For all his goalscoring prowess and potential, Ramirez is committed to becoming a complete player – providing assists and opening space for his teammates – a mind-set that belies his young age.

“I’ve learned to adjust to some of the physical contact I’ve seen more of this season,” he said. “I’ve learned how to adjust my movement so it opens up spaces for me and my teammates. A big part of my game is making runs that are unselfish.”

After their trip to San Antonio last week, the Loons (2W-1D-1D, 7 points) returned home, but are headed back to the road for Friday’s match against struggling Jacksonville (1-0-3, 3) and a midweek game at sputtering New York (0-2-1, 2) on August 5 before returning home for their third game (vs. FC Edmonton on Aug. 8) in eight days. After winning the Spring Season title in 2014, but losing to the Strikers in The Championship Semifinal (on penalty kicks), the Loons struggled early in the Spring Season, but had an eight-game unbeaten streak before losing the last match of the spring.

“My overall goal is to win a Soccer Bowl trophy,” Ramirez said. “Soccer players are known for the trophies they win. It’s what drives me whether I’m scoring goals or giving assists. For me, it’s more important to produce wins for the club.”

Though Ibarra has flown south, Ramirez believes he has left an important legacy tied to Ibarra being the first NASL Modern Era player to be selected to play and start for the US men’s national team. That said though, U.S. coach Jurgen Klinsmann has mentioned Ramirez in the same sentence as Ibarra, but there’s apparently nothing now in the works. That could change.

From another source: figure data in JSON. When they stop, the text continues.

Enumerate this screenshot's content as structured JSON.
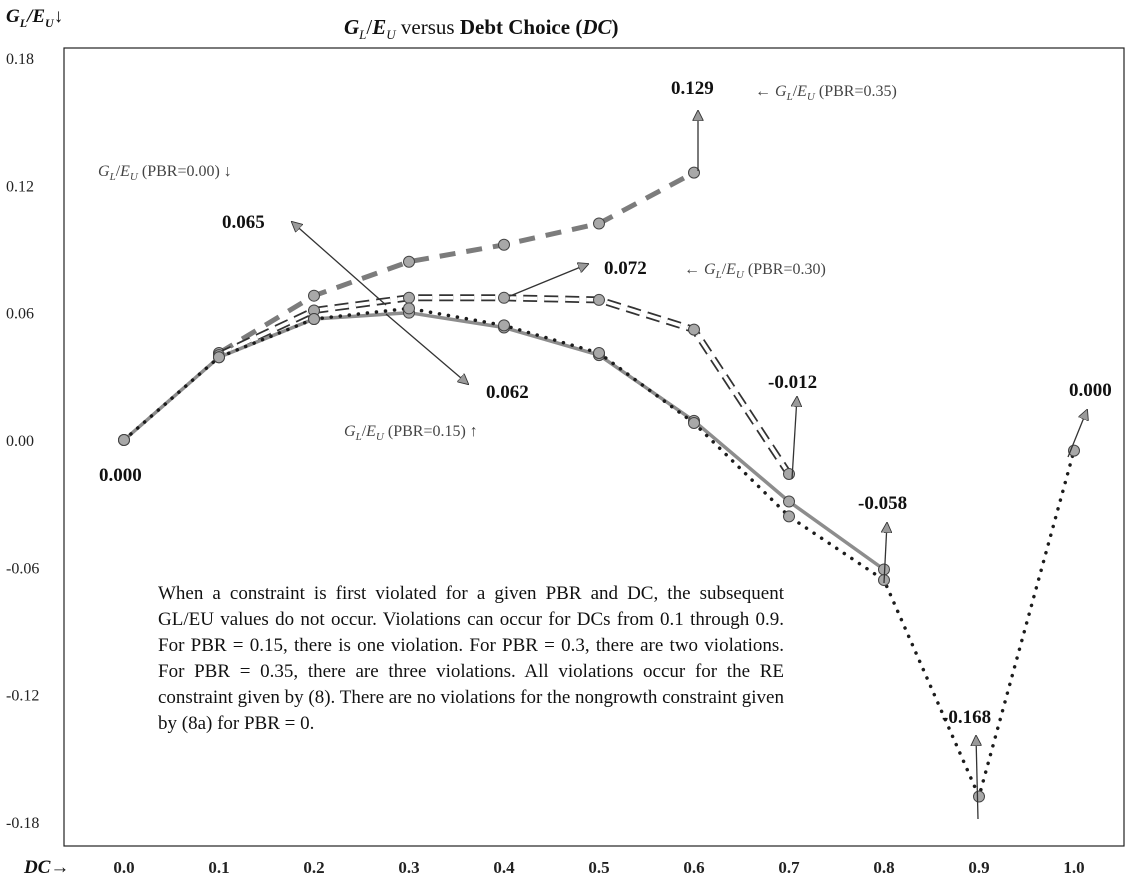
{
  "chart_data": {
    "type": "line",
    "title": "G_L/E_U versus Debt Choice (DC)",
    "title_parts": {
      "g": "G",
      "l": "L",
      "slash": "/",
      "e": "E",
      "u": "U",
      "versus": " versus ",
      "debt": "Debt Choice ",
      "paren_open": "(",
      "dc": "DC",
      "paren_close": ")"
    },
    "ylabel": "G_L/E_U↓",
    "xlabel": "DC→",
    "ylim": [
      -0.18,
      0.18
    ],
    "xlim": [
      0.0,
      1.0
    ],
    "y_ticks": [
      "0.18",
      "0.12",
      "0.06",
      "0.00",
      "-0.06",
      "-0.12",
      "-0.18"
    ],
    "x_ticks": [
      "0.0",
      "0.1",
      "0.2",
      "0.3",
      "0.4",
      "0.5",
      "0.6",
      "0.7",
      "0.8",
      "0.9",
      "1.0"
    ],
    "grid": false,
    "series": [
      {
        "name": "G_L/E_U (PBR=0.00)",
        "style": "dotted",
        "x": [
          0.0,
          0.1,
          0.2,
          0.3,
          0.4,
          0.5,
          0.6,
          0.7,
          0.8,
          0.9,
          1.0
        ],
        "y": [
          0.0,
          0.039,
          0.057,
          0.062,
          0.054,
          0.041,
          0.008,
          -0.036,
          -0.066,
          -0.168,
          -0.005
        ]
      },
      {
        "name": "G_L/E_U (PBR=0.15)",
        "style": "solid",
        "x": [
          0.0,
          0.1,
          0.2,
          0.3,
          0.4,
          0.5,
          0.6,
          0.7,
          0.8
        ],
        "y": [
          0.0,
          0.039,
          0.057,
          0.06,
          0.053,
          0.04,
          0.009,
          -0.029,
          -0.061
        ]
      },
      {
        "name": "G_L/E_U (PBR=0.30)",
        "style": "dashed-outline",
        "x": [
          0.1,
          0.2,
          0.3,
          0.4,
          0.5,
          0.6,
          0.7
        ],
        "y": [
          0.04,
          0.061,
          0.067,
          0.067,
          0.066,
          0.052,
          -0.016
        ]
      },
      {
        "name": "G_L/E_U (PBR=0.35)",
        "style": "dashed",
        "x": [
          0.1,
          0.2,
          0.3,
          0.4,
          0.5,
          0.6
        ],
        "y": [
          0.041,
          0.068,
          0.084,
          0.092,
          0.102,
          0.126
        ]
      }
    ],
    "data_labels": [
      "0.129",
      "0.065",
      "0.072",
      "0.062",
      "0.000",
      "-0.012",
      "-0.058",
      "-0.168",
      "0.000"
    ],
    "series_labels": {
      "pbr035": {
        "g": "G",
        "l": "L",
        "e": "E",
        "u": "U",
        "pre": "← ",
        "rest": " (PBR=0.35)"
      },
      "pbr000": {
        "g": "G",
        "l": "L",
        "e": "E",
        "u": "U",
        "pre": "",
        "rest": " (PBR=0.00) ↓"
      },
      "pbr030": {
        "g": "G",
        "l": "L",
        "e": "E",
        "u": "U",
        "pre": "← ",
        "rest": " (PBR=0.30)"
      },
      "pbr015": {
        "g": "G",
        "l": "L",
        "e": "E",
        "u": "U",
        "pre": "",
        "rest": " (PBR=0.15) ↑"
      }
    },
    "note": "When a constraint is first violated for a given PBR and DC, the subsequent GL/EU values do not occur. Violations can occur for DCs from 0.1 through 0.9. For PBR = 0.15, there is one violation. For PBR = 0.3, there are two violations. For PBR = 0.35, there are three violations. All violations occur for the RE constraint given by (8). There are no violations for the nongrowth constraint given by (8a) for PBR = 0."
  }
}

“I haven’t heard anything, but with Miguel’s move it’s always in the back of your mind that people are watching,” Ramirez said. “I think Miguel’s move is a game changer in the NASL and you never know the possibilities in soccer because they are endless. All you can control is what you can control. I think what he and scouts want is to see your team win, that’s the biggest aspect he wants – winners.”